La denuncia di Bagnasco

di Sergio Belardinelli
SIR (Serivio Informazione Religiosa)

famigliaC’è un nesso assai stretto tra l’individualismo oggi dominante, il quale considera l’uomo come un essere biologico-culturale, la cui natura non è altro che la sua libertà, un artificio che, grazie alle biotecnologie, può espandersi oltre confini ritenuti fino a ieri invalicabili, e la diffusa tendenza alla cosiddetta deregulation della famiglia

La famiglia deve essere difesa “da qualunque umiliazione culturale e da qualunque indebolimento strutturale e giuridico”. Così ha detto ieri il cardinale Angelo Bagnasco a margine della Messa celebrata presso lo stabilimento Fincantieri di Sestri Ponente. Parole pesanti, parole che dovrebbero far riflettere tutti coloro che hanno a cuore, non soltanto la famiglia, ma il bene stesso dell’uomo e della società.

Se ci pensiamo bene, le grandi sfide del nostro tempo – dalla bioetica alla biopolitica, dal problema demografico a quello dell’immigrazione, dalla crisi delle tradizionali istituzioni educative al disagio delle giovani generazioni e alla drammatica crisi economica che stiamo attraversando – tutte sembrano convergere verso la famiglia. Ciononostante una certa cultura oggi dominante fatica non poco a riconoscere questa centralità; sembra addirittura volerla rimuovere – ecco l’“umiliazione” di cui parla il cardinale -, riducendo la famiglia a un fatto eminentemente “privato”, una semplice variabile di gusti e inclinazioni individuali, destinata, in quanto tale, ad assumere diverse forme, tutte ugualmente meritevoli, non soltanto di rispetto, ma anche di riconoscimento giuridico.

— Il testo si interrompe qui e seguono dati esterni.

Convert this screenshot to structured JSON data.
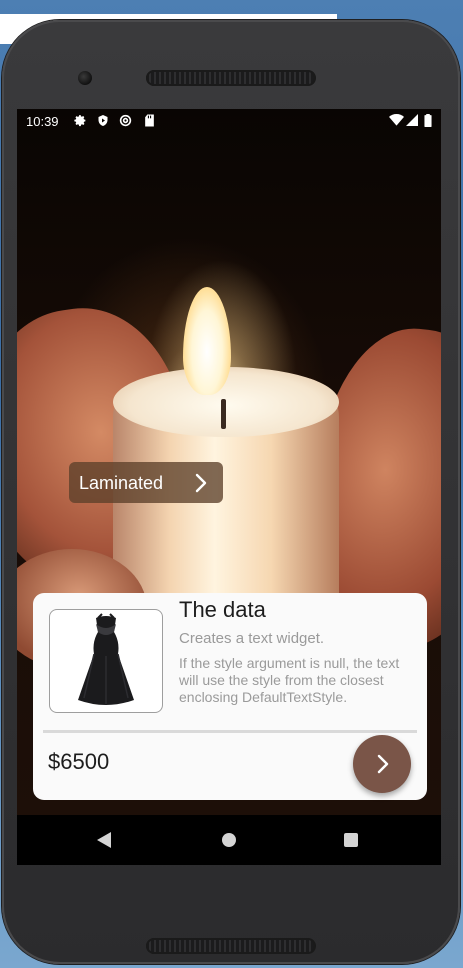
{
  "status_bar": {
    "time": "10:39",
    "left_icons": [
      "gear-icon",
      "shield-icon",
      "at-icon",
      "sd-card-icon"
    ],
    "right_icons": [
      "wifi-icon",
      "signal-icon",
      "battery-icon"
    ]
  },
  "chip": {
    "label": "Laminated"
  },
  "card": {
    "title": "The data",
    "subtitle": "Creates a text widget.",
    "description": "If the style argument is null, the text will use the style from the closest enclosing DefaultTextStyle.",
    "price": "$6500"
  },
  "colors": {
    "fab": "#7a5548",
    "chip_bg": "#5c402a",
    "card_bg": "#fafafa",
    "muted_text": "#9a9a9a"
  },
  "navigation": [
    "back-icon",
    "home-icon",
    "recents-icon"
  ]
}
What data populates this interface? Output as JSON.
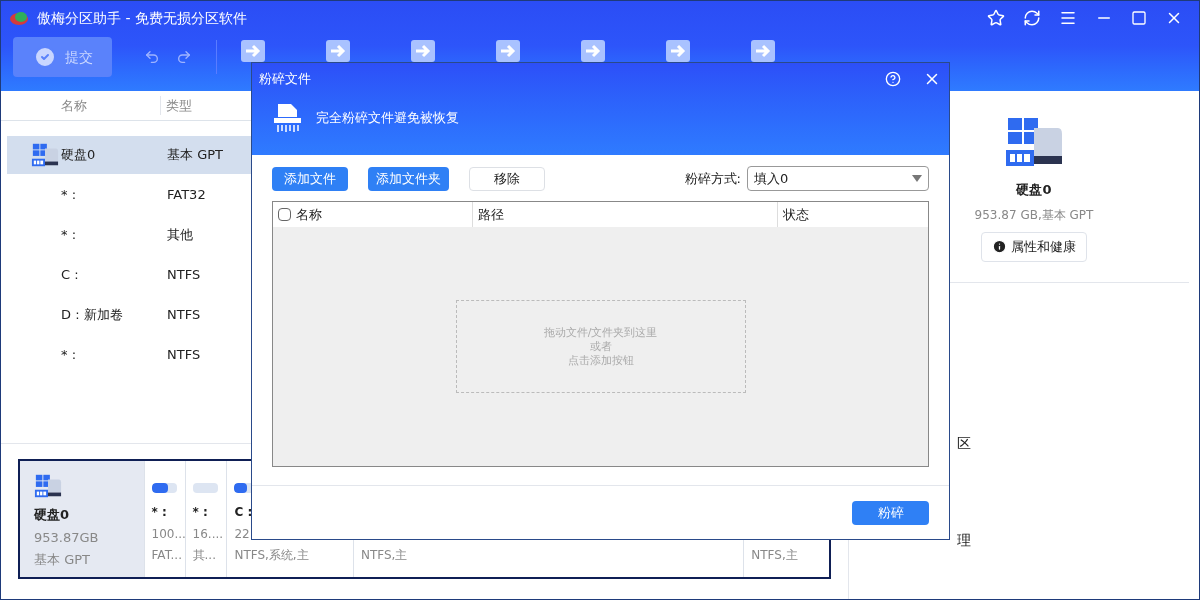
{
  "window": {
    "title": "傲梅分区助手 - 免费无损分区软件"
  },
  "toolbar": {
    "submit": {
      "label": "提交",
      "disabled": true
    }
  },
  "partition_list": {
    "columns": [
      "名称",
      "类型"
    ],
    "rows": [
      {
        "kind": "disk",
        "name": "硬盘0",
        "type": "基本 GPT",
        "selected": true
      },
      {
        "kind": "partition",
        "name": "* :",
        "type": "FAT32",
        "selected": false
      },
      {
        "kind": "partition",
        "name": "* :",
        "type": "其他",
        "selected": false
      },
      {
        "kind": "partition",
        "name": "C :",
        "type": "NTFS",
        "selected": false
      },
      {
        "kind": "partition",
        "name": "D : 新加卷",
        "type": "NTFS",
        "selected": false
      },
      {
        "kind": "partition",
        "name": "* :",
        "type": "NTFS",
        "selected": false
      }
    ]
  },
  "disk_map": {
    "disk": {
      "name": "硬盘0",
      "size": "953.87GB",
      "style": "基本 GPT",
      "selected": true
    },
    "partitions": [
      {
        "label": "* :",
        "size": "100...",
        "fs": "FAT...",
        "level": 0.65
      },
      {
        "label": "* :",
        "size": "16....",
        "fs": "其...",
        "level": 0
      },
      {
        "label": "C :",
        "size": "22",
        "fs": "NTFS,系统,主",
        "level": 0.5
      },
      {
        "fs": "NTFS,主"
      },
      {
        "fs": "NTFS,主"
      }
    ]
  },
  "right_panel": {
    "disk_name": "硬盘0",
    "disk_info": "953.87 GB,基本 GPT",
    "properties_button": "属性和健康",
    "items": [
      {
        "label": "区"
      },
      {
        "label": "理"
      }
    ]
  },
  "dialog": {
    "title": "粉碎文件",
    "header": "完全粉碎文件避免被恢复",
    "buttons": [
      {
        "label": "添加文件",
        "kind": "primary"
      },
      {
        "label": "添加文件夹",
        "kind": "primary"
      },
      {
        "label": "移除",
        "kind": "secondary"
      }
    ],
    "method": {
      "label": "粉碎方式:",
      "value": "填入0"
    },
    "table": {
      "select_all": false,
      "columns": [
        "名称",
        "路径",
        "状态"
      ]
    },
    "drop_hint": [
      "拖动文件/文件夹到这里",
      "或者",
      "点击添加按钮"
    ],
    "action": "粉碎"
  }
}
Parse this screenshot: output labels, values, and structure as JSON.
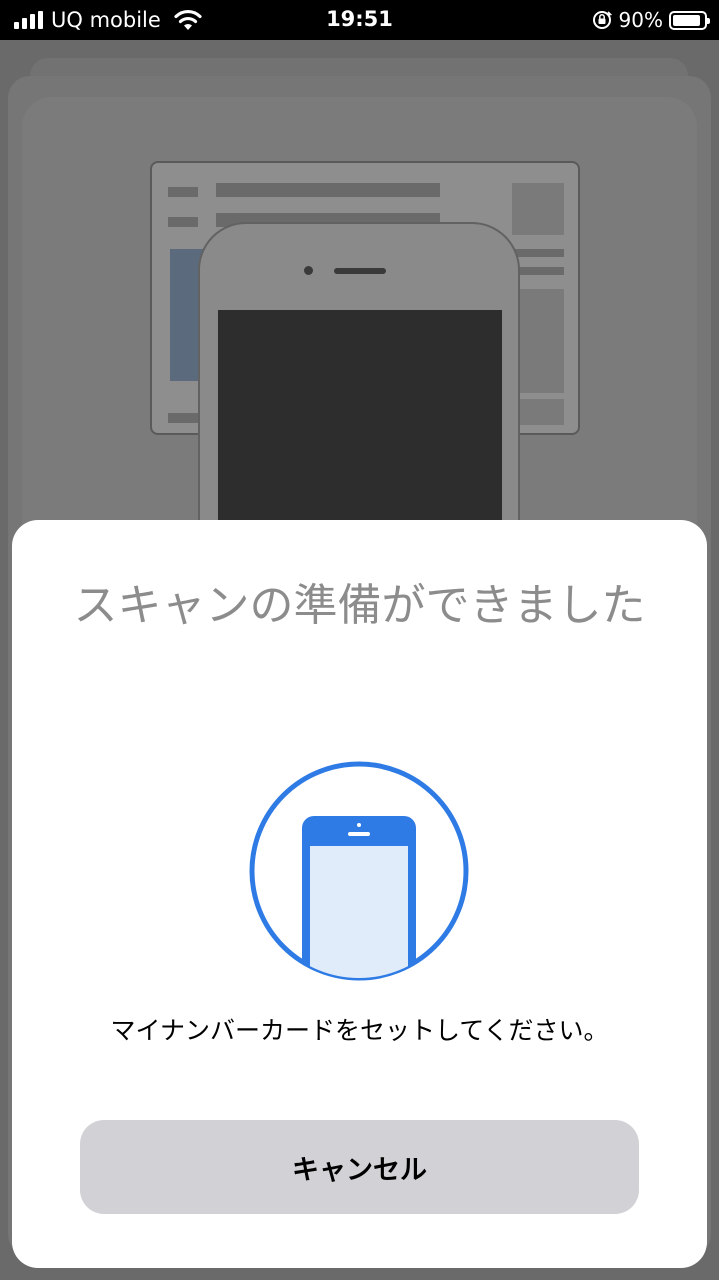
{
  "status_bar": {
    "carrier": "UQ mobile",
    "time": "19:51",
    "battery_percent": "90%",
    "battery_level": 0.9,
    "icons": [
      "signal-icon",
      "wifi-icon",
      "orientation-lock-icon",
      "battery-icon"
    ]
  },
  "sheet": {
    "title": "スキャンの準備ができました",
    "instruction": "マイナンバーカードをセットしてください。",
    "cancel_label": "キャンセル",
    "illustration_icon": "phone-icon"
  },
  "colors": {
    "accent": "#2f7be5",
    "title_gray": "#8c8c8c",
    "button_bg": "#d1d1d6",
    "dim_overlay": "#6a6a6a"
  }
}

La drammatica crisi economica che stiamo attraversando costringe invero anche i più accaniti detrattori a riconoscere nella famiglia uno dei principali “ammortizzatori sociali”, ma ciò che sembra essere entrata definitivamente in crisi è la dimensione costitutiva della famiglia per la formazione della persona umana. Invece fa una grande differenza pensare la famiglia come una semplice forma della vita individuale, privata, dove si gioca semplicemente il lato affettivo dell’uomo, affidata esclusivamente alle nostre scelte e, in quanto tale, plurale nelle sue articolazioni (coppie eterosessuali, omosessuali, sancite da patti più o meno pubblici e via di seguito), e pensarla invece come una forma sociale primaria, la quale è ciò che è, ossia una relazione eterosessuale generativa di vita umana e sociale, distinta, per natura prima ancora che per scelta, da una qualsiasi coppia di fatto.

Questo problema inerente la concezione che abbiamo della famiglia è fondamentale, poiché, lo ripeto, mette in gioco l’idea stessa che abbiamo della natura umana.

C’è un nesso assai stretto tra l’individualismo oggi dominante, il quale considera l’uomo come un essere biologico-culturale, la cui natura non è altro che la sua libertà, un artificio che, grazie alle biotecnologie, può espandersi oltre confini ritenuti fino a ieri invalicabili, e la diffusa tendenza alla cosiddetta deregulation della famiglia, della quale l’Unione europea sembra essersi fatta sponsor ufficiale, confondendo la famiglia con forme di vita parentali, amicali, affettive, indifferenti al sesso e alla generazione, che evidentemente famiglia non sono.
Entrambe le prospettive s’incontrano nell’idea che la famiglia dipende da una decisione, dall’arbitrio individuale, e non invece da una costituzione ontologica relazionale dell’essere umano, che trova proprio nella famiglia la sua prima e fondamentale espressione.

Come ci ricorda il cardinale Bagnasco, “la famiglia deve essere vista soprattutto e innanzitutto come luogo dove le persone rigenerano se stesse nella fiducia e nell’autostima, per poter affrontare i problemi perché se una persona non ha stima di se stessa, se non sente l’amore e la fiducia degli altri, può avere tutte le risorse materiali che vuole ma non riesce facilmente a risolvere i problemi”.

Considerare la famiglia “una comunità naturale fondata sul matrimonio”, che si presenta come il luogo dell’“umano” per eccellenza e come il luogo dove vengono prodotti “capitali sociali” d’inestimabile valore per la nostra società, viene purtroppo percepito come un pericoloso pregiudizio ideologico-religioso. Ma in questo modo si “umilia” la famiglia, l’uomo e la sua libertà.